«La Tav va sabotata». Lui l’ha detto, loro, la società francese Lyon-Turin Ferroviarie (Lft), l’hanno trascinato in Tribunale. Oggi, lunedì 21 settembre, l’amatissimo scrittore Erri De Luca ascolterà la requisitoria dei pm al processo (iniziato il 28 gennaio 2015) in un aula del tribunale di Torino, con l’imputazione d’istigazione a delinquere finalizzata al sabotaggio ai cantieri dell’Alta Velocità in Val di Susa. Rischia da uno a cinque anni di carcere.
«Entra l’autunno e io rientro nell’aula del processo. Ascolterò le richieste penali dei miei accusatori pubblici e di quello privato, della ditta. Saprò quanta prigione per me desiderano ottenere dalla sentenza. Sarà la parte più interessante, per i toni di voce e gli argomenti».
Solito garbo, solita combattività di chi non retrocede da quello in cui crede. Erri lo scrive su facebook, augurandosi che, dopo le rispettive requisitorie, la sentenza sia immediata. Ricordiamo che l’autore partenopeo dal passato di militante di sinistra rivoluzionaria, rifiutò il rito abbreviato perché si sarebbe svolto a porte chiuse. Noi, ci auguriamo che ripristini il senso del limite e delle motivazioni profonde di una protesta che viene dal territorio, che d’ideologico non aveva niente. Il sovversivo, è arrivato dopo. Molto dopo.
A sostegno dello scrittore, era arrivato perfino dal presidente – un altro, quello francese – Hollande, e dalla classe intellettuale – sempre un’altra, sempre quella francese, con un appello in sua difesa. Perché la libertà di espressione, ancorché (e ancor più) se incitazione alla civiltà, non può essere messa alla sbarra.
La sua posizione, la scritta in un pamphlet, La parola contraria, un titolo che già da solo ribadisce con fermezza. Nel quale infatti afferma, per nulla intimorito: «Se la mia opinione è reato, continuerò a commetterlo»

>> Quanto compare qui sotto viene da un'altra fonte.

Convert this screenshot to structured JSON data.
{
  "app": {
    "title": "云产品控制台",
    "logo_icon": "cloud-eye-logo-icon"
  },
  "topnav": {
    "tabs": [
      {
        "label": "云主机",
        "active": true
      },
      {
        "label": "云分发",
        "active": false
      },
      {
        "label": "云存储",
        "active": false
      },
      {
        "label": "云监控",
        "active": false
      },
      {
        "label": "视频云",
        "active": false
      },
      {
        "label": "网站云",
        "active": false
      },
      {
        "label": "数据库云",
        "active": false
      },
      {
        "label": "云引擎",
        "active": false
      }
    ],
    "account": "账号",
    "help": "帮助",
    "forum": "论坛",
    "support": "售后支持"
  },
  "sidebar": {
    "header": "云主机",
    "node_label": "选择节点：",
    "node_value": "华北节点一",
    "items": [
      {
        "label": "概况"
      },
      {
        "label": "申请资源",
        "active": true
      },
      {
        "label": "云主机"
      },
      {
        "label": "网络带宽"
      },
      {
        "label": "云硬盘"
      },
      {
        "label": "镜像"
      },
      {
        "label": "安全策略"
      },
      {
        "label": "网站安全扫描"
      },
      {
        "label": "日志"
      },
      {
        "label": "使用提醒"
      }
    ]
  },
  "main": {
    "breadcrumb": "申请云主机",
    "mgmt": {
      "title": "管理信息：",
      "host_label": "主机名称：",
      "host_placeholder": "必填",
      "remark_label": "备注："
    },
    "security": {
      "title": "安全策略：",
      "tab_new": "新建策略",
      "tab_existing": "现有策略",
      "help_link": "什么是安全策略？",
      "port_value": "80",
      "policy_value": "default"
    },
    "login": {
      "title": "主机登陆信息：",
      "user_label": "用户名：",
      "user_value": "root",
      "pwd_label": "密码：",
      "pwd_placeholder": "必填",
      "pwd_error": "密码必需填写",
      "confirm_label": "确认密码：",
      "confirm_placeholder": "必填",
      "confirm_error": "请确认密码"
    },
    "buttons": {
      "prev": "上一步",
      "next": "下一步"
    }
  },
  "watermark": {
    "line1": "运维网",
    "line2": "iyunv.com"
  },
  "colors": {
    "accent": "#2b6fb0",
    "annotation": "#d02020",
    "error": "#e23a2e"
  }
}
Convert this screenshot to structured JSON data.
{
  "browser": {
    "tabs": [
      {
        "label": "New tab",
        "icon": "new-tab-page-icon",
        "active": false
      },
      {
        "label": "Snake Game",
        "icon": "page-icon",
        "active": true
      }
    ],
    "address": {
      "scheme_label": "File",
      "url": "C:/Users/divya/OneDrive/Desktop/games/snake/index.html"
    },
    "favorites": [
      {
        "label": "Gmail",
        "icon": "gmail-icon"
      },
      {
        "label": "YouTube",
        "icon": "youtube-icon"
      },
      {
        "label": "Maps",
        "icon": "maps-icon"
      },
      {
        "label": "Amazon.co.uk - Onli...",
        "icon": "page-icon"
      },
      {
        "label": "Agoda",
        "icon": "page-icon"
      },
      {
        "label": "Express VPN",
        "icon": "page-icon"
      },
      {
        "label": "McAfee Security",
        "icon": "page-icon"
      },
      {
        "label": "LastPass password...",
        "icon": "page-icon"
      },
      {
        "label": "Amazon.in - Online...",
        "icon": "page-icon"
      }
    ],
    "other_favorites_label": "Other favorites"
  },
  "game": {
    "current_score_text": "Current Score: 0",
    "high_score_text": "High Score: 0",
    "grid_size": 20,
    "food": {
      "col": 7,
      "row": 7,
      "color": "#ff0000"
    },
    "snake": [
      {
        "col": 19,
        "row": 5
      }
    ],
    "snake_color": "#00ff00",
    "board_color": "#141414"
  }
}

Nell’aula del tribunale di Torino il 28 gennaio 2015 non sarà in discussione la libertà di parola. Quella ossequiosa è sempre libera e gradita. Sarà in discussione la libertà di parola contraria, incriminata per questo. Per questo diritto sto nell’angolo degli imputati. Ho detto le mie convinzioni a un organo di stampa e i pubblici ministeri le hanno fatte rimbalzare su tutti gli altri. Se quelle frasi istigavano, la pubblica accusa le ha divulgate molto di più, ingigantendole e offrendo loro un ascolto di gran lunga maggiore. Quelle parole dette a voce al telefono sono state messe tra virgolette e dichiarate capo d’imputazione. Quelle virgolette attorno alle mie parole sono delle manette. Non posso liberarle da lì, ma quelle manette non hanno il potere di ammutolirle. Posso continuare a ripeterle e da quel mese di settembre 2013 lo sto facendo su carta, all’aria aperta e ovunque. Se la mia opinione è un reato, continuerò a commetterlo.
«La frase – conclude – rientra nel mio diritto di malaugurio». Per parte nostra, esprimiamo il nostro diritto all’augurio, che possa continuare a sabotare le coscienze addormentate, e l’assenza di partecipazione civile.